Classic Oatmeal Cookies
Martha Stewart Living, March 2004
Yield Makes about 3 dozen
- 1 cup (2 sticks) unsalted butter, room temperature
- 1 cup packed light-brown sugar
- 1 cup granulated sugar
- 2 large eggs, room temperature
- 1 teaspoon pure vanilla extract
- 3 cups old-fashioned rolled oats
- 1 cup all-purpose flour
- 1/2 cup wheat germ
- 1 teaspoon baking soda
- 1 teaspoon baking powder
- 1 1/2 cups mixed dried fruits and nuts, such as golden raisins, currants, coarsely chopped dried apricots, dried cherries, coarsely chopped pecans, or a combination of above
- Heat oven to 350 degrees. Line baking sheets with Silpats; set aside.
- In the bowl of an electric mixer fitted with the paddle attachment, cream butter, brown sugar, and granulated sugar on medium speed until light and fluffy, about 3 minutes.
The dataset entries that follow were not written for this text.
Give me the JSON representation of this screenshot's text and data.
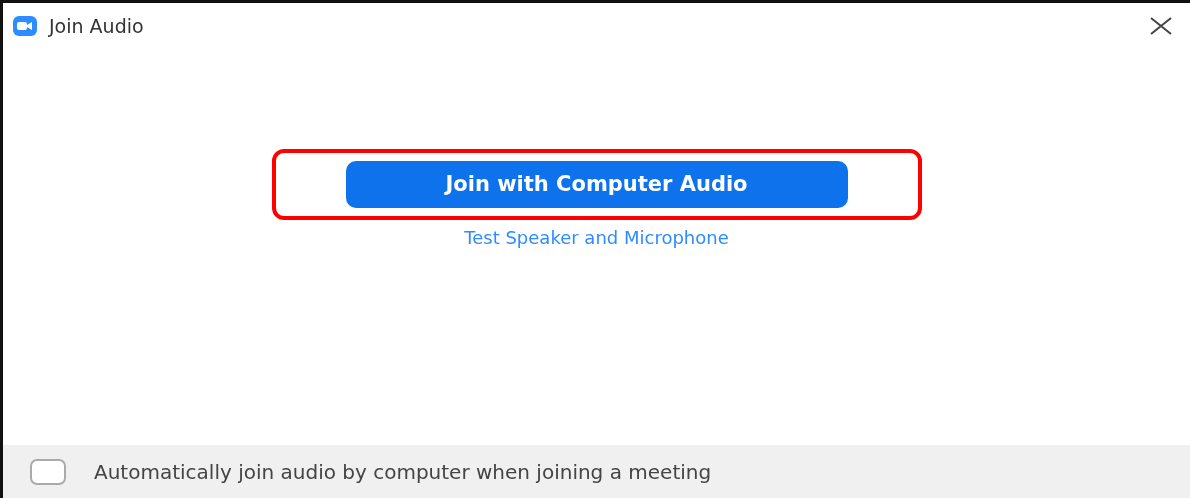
{
  "window": {
    "title": "Join Audio"
  },
  "join_button": {
    "label": "Join with Computer Audio",
    "highlighted": true
  },
  "test_link": {
    "label": "Test Speaker and Microphone"
  },
  "auto_join": {
    "label": "Automatically join audio by computer when joining a meeting",
    "checked": false
  }
}
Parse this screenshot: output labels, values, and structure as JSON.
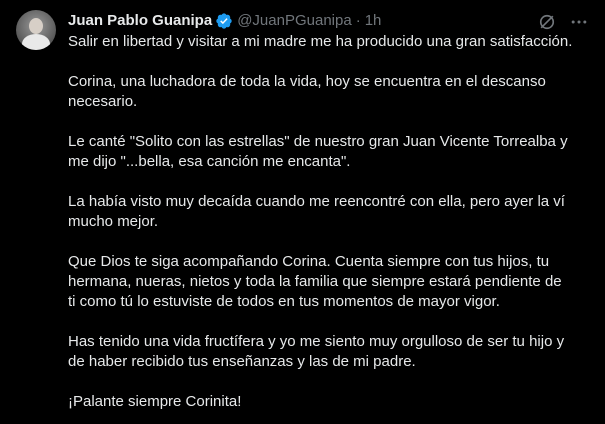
{
  "tweet": {
    "display_name": "Juan Pablo Guanipa",
    "handle": "@JuanPGuanipa",
    "separator": "·",
    "time": "1h",
    "paragraphs": [
      "Salir en libertad y visitar a mi madre me ha producido una gran satisfacción.",
      "Corina, una luchadora de toda la vida, hoy se encuentra en el descanso\nnecesario.",
      "Le canté \"Solito con las estrellas\" de nuestro gran Juan Vicente Torrealba y\nme dijo \"...bella, esa canción me encanta\".",
      "La había visto muy decaída cuando me reencontré con ella, pero ayer la ví\nmucho mejor.",
      "Que Dios te siga acompañando Corina. Cuenta siempre con tus hijos, tu\nhermana, nueras, nietos y toda la familia que siempre estará pendiente de\nti como tú lo estuviste de todos en tus momentos de mayor vigor.",
      "Has tenido una vida fructífera y yo me siento muy orgulloso de ser tu hijo y\nde haber recibido tus enseñanzas y las de mi padre.",
      "¡Palante siempre Corinita!"
    ]
  },
  "icons": {
    "verified": "verified-badge-icon",
    "grok": "grok-icon",
    "more": "more-options-icon"
  },
  "colors": {
    "background": "#000000",
    "text": "#e7e9ea",
    "muted": "#71767b",
    "verified": "#1d9bf0"
  }
}
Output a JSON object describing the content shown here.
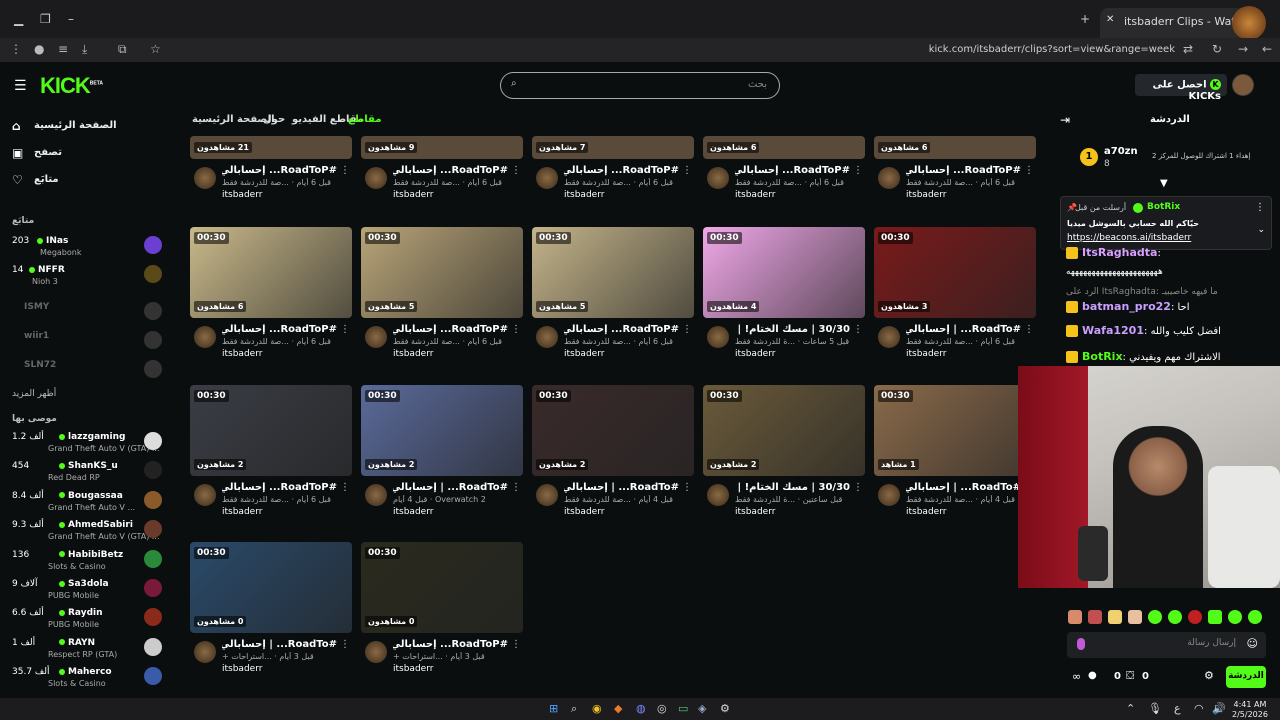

Add eggs; mix on high speed to combine. Mix in vanilla; set aside.
- Combine oats, flour, wheat germ, baking soda, and baking powder in a large bowl. Stir to combine. Add the flour mixture to the butter mixture, and beat on low speed to combine, 10 to 15 seconds. Remove bowl from mixer, and stir in dried fruits and nuts.
- Using a large metal scoop, drop dough onto prepared sheets, about 2 inches apart. Bake until golden and just set, about 18 minutes. Transfer sheets to wire rack to cool.